Desde finales de 2025 son embajadoras globales de la marca. Más cámaras. Más fotógrafos oficiales. Más foco. Ese tipo de atención que solo reciben quienes ya son parte de la estrategia.
Los looks también contaron la historia. Chaquetas estructuradas y pantalones wide-leg en lugar de vestidos delicados. Dior clásico, sí, pero con una lectura más actual: poder tranquilo, actitud de dúo, cero intento de competir entre ellas.
Y la foto de la front row terminó de confirmar el ascenso. Al lado estaban Jisoo, Hyunjin, Anya Taylor-Joy y Rosalía. Básicamente: la mesa de celebridades que Dior usa cuando quiere dominar internet durante 24 horas.
Y funcionó. Minutos antes del desfile el hashtag #LINGORMTAKEOFFTODIORAW26 ya era tendencia global. Videos de fans congelándose en París para verlas salir. Clips virales de ellas saludando, abrazando, charlando con todo el mundo como si la escena no estuviera llena de ejecutivos de LVMH mirando.
Para dimensionarlo: en temporadas anteriores LingOrm llegaron a generar 45 millones de dólares en valor mediático para la casa, y en algunos reportes representaron casi la mitad de la visibilidad digital de Dior durante la Fashion Week.

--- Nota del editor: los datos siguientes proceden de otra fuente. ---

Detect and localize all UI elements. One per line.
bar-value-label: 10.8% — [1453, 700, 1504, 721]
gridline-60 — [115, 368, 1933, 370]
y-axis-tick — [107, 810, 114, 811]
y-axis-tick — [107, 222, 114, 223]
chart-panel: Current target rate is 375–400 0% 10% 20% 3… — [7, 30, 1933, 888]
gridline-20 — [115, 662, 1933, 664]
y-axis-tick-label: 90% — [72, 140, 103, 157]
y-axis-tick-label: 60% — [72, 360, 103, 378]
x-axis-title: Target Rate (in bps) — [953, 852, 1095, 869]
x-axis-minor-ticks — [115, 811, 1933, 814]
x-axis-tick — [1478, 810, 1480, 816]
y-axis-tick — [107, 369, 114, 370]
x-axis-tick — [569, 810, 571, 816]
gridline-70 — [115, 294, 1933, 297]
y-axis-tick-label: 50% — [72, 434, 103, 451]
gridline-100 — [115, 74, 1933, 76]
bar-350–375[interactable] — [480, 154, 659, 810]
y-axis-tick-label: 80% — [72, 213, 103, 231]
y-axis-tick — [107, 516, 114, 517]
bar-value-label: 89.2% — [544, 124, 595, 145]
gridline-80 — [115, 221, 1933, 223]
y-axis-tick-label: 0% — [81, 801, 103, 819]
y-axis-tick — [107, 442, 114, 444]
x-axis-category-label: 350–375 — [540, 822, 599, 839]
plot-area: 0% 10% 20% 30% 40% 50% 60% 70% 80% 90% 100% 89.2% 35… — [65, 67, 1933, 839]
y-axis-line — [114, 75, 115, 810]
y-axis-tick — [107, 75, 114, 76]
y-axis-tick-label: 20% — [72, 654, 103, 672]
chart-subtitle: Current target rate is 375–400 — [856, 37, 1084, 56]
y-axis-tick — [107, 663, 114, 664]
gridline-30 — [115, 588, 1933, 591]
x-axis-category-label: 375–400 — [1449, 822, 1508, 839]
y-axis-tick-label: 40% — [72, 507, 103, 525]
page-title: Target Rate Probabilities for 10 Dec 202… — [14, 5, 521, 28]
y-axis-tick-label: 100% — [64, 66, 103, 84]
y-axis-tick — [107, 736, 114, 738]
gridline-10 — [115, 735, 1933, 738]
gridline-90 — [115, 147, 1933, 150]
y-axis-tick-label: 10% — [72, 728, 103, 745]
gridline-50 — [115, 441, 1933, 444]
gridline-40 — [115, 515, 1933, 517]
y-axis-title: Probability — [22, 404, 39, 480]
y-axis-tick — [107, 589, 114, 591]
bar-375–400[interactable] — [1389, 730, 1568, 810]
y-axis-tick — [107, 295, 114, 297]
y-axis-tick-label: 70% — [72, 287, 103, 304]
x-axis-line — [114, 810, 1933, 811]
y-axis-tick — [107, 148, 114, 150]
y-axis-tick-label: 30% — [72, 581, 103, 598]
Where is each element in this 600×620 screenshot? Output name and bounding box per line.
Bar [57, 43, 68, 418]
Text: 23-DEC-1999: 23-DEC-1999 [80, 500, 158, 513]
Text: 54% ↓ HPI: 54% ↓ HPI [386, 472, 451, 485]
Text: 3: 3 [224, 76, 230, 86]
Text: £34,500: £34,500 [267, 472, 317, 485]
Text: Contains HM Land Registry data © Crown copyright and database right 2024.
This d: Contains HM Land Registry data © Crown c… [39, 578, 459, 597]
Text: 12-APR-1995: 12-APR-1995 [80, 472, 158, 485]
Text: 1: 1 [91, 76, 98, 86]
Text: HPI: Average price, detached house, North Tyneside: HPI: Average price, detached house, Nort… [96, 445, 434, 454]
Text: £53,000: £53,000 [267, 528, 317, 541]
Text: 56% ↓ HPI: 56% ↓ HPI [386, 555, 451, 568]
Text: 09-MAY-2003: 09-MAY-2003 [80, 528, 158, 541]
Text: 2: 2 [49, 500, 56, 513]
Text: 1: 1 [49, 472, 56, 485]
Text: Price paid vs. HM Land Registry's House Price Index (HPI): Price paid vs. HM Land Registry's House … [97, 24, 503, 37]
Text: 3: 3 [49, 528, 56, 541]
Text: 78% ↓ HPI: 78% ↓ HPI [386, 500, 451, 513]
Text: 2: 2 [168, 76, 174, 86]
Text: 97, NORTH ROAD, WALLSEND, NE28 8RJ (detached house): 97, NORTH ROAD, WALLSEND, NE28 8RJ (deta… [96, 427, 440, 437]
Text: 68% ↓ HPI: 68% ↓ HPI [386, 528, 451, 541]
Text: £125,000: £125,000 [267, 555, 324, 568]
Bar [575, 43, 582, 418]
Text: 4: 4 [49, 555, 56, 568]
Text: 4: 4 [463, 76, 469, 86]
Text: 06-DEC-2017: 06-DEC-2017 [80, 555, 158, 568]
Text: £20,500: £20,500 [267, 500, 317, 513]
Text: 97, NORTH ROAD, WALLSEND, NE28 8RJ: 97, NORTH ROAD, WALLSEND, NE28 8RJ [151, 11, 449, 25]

En lenguaje de marketing: no son invitadas bonitas, son tráfico.
Y luego vino la cena privada post-desfile, donde el dúo volvió a jugar a la narrativa visual perfecta.
Lingling apareció con un vestido halter azul medianoche de la colección Pre-Fall 2026: seda, brillo mínimo, moño bajo pulido y joyas Rose Dior. Orm tomó el camino opuesto: tweed blanco en conjunto cropped con minifalda, smokey eyes suave y un mini Lady Dior metalizado. Juntas funcionaban como una composición perfecta. Azul profundo y blanco. Elegancia y energía. Dos estilos distintos que, puestos lado a lado, parecían diseñados para salir en todas las fotos.
Y eso es lo interesante del fenómeno LingOrm.
La química que empezó en series GL ahora funciona como narrativa de marca global. Moda, fandom, representación y marketing jugando en el mismo tablero.
Dior lo entendió rápido. Y por ahora, la apuesta les está saliendo absurdamente bien.